The air traffic control agency earlier had to restrict the flow of aircraft when its automatic processing of flight plans malfunctioned, requiring them to be handled manually and causing flight delays and cancellations.
"It was fixed earlier on this afternoon. However, it will take some time for flights to return to normal, and we will continue to work with the airlines and the airports to recover the situation," NATS Operations Director Juliet Kennedy said in a video posted on its website.
"Our absolute priority is safety and we will be investigating very thoroughly what happened today."
British Transport Minister Mark Harper said he was working with NATS to help it manage affected flights and support passengers.
Irish air traffic control provider AirNav Ireland earlier said the issue, which struck during a public holiday in parts of Britain, was resulting in "significant delays for flights across Europe that are travelling to, from or through UK airspace".
A spokesperson for London Heathrow, the busiest hub in western Europe, said schedules would remain significantly disrupted for the rest of the day.
"We ask passengers to only travel to the airport if their flight is confirmed as still operating.
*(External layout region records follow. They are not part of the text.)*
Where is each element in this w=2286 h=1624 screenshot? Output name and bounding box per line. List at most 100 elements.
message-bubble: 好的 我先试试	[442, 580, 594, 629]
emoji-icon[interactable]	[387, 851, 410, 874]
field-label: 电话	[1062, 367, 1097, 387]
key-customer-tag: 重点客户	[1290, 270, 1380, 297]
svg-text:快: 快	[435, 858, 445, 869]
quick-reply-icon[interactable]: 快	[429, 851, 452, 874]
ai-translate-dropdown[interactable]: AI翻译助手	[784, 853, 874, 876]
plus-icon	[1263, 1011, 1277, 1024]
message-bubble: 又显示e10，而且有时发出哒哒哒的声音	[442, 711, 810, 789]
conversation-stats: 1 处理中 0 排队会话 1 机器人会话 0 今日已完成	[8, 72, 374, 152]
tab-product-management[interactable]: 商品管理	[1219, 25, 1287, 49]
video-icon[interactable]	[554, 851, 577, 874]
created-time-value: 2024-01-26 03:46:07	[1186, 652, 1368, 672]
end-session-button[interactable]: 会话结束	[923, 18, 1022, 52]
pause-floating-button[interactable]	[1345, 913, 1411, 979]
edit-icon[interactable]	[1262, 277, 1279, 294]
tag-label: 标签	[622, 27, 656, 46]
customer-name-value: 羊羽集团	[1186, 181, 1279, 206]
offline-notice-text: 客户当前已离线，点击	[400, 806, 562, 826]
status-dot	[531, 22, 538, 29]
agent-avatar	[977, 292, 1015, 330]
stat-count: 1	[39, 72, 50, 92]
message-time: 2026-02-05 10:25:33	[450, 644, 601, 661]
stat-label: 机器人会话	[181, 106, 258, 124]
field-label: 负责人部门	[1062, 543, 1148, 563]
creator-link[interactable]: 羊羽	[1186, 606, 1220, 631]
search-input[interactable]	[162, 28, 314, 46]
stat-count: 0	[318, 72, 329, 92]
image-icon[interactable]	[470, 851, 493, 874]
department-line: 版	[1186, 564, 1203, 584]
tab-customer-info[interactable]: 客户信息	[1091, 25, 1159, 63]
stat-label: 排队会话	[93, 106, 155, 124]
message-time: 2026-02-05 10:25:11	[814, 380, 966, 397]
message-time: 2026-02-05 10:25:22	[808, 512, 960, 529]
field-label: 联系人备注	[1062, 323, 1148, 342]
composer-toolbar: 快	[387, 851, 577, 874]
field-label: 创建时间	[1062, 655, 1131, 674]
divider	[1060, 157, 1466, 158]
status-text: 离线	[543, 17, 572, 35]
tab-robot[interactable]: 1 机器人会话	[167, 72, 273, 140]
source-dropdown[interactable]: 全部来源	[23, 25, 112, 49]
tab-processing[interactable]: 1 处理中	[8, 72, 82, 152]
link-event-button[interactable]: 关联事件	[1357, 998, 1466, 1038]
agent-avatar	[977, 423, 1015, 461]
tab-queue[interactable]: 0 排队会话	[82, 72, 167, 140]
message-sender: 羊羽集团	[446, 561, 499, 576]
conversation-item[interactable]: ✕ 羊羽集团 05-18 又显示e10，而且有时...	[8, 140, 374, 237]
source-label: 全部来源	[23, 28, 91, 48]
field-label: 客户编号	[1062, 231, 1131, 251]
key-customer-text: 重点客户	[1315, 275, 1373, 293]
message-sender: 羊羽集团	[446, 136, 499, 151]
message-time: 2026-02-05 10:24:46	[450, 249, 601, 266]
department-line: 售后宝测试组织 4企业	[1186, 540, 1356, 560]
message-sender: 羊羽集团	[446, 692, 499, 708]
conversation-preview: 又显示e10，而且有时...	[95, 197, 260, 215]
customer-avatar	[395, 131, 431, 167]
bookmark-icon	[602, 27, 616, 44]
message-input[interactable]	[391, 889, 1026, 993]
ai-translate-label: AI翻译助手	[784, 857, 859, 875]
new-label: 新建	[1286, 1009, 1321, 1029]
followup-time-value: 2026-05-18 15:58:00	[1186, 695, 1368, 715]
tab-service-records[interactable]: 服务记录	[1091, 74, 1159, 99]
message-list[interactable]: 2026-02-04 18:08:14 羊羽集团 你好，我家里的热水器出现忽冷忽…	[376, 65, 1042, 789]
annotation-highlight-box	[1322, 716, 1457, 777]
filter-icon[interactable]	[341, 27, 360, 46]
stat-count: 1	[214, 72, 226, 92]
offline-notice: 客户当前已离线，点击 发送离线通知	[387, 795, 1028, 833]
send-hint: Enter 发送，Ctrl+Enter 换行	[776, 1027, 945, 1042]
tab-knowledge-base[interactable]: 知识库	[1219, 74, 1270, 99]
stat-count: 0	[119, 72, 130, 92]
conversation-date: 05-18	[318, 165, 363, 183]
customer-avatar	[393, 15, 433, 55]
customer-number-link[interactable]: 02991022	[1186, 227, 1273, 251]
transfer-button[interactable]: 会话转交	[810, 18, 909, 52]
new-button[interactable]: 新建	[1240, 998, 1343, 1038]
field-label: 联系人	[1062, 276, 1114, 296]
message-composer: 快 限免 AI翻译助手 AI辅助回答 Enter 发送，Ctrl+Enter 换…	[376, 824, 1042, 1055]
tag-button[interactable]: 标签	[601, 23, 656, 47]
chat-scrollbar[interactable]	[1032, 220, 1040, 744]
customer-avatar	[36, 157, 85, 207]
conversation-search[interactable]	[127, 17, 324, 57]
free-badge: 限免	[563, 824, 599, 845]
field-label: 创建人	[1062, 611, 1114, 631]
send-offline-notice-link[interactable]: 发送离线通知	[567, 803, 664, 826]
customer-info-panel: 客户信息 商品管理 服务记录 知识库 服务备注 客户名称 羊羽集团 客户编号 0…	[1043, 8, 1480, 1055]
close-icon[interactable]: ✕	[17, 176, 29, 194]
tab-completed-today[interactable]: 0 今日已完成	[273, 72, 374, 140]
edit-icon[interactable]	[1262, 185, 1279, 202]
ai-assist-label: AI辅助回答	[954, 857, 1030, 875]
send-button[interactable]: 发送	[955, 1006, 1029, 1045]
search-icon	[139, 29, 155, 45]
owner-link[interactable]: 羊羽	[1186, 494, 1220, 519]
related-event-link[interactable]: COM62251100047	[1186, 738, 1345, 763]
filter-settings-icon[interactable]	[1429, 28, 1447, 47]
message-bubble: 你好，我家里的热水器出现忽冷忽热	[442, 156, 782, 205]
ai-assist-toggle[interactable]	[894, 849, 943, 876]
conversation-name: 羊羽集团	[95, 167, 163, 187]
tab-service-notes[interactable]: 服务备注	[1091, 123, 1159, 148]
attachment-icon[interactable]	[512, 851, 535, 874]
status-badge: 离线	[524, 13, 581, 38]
Teams across Heathrow are working as hard as they can to minimise the knock-on impacts and assist those whose journeys have been affected," the spokesperson said.
British Airways said its flights were severely disrupted and it had made "significant changes" to its schedule, while other airlines, including Ryanair, said some flights to and from the UK would be delayed or cancelled.
Manchester Airport, London Stansted and London Gatwick were among the many UK airports that warned of delays and cancellations, while Dublin Airport said the problem affected some flights into and out of the Irish capital.
Many passengers earlier took to social media to say they were stuck on planes on the tarmac waiting to take off, or being held in airport buildings in Spain, Portugal, Greece, Israel and elsewhere on what is a traditionally busy travel day as the school holidays draw to a close.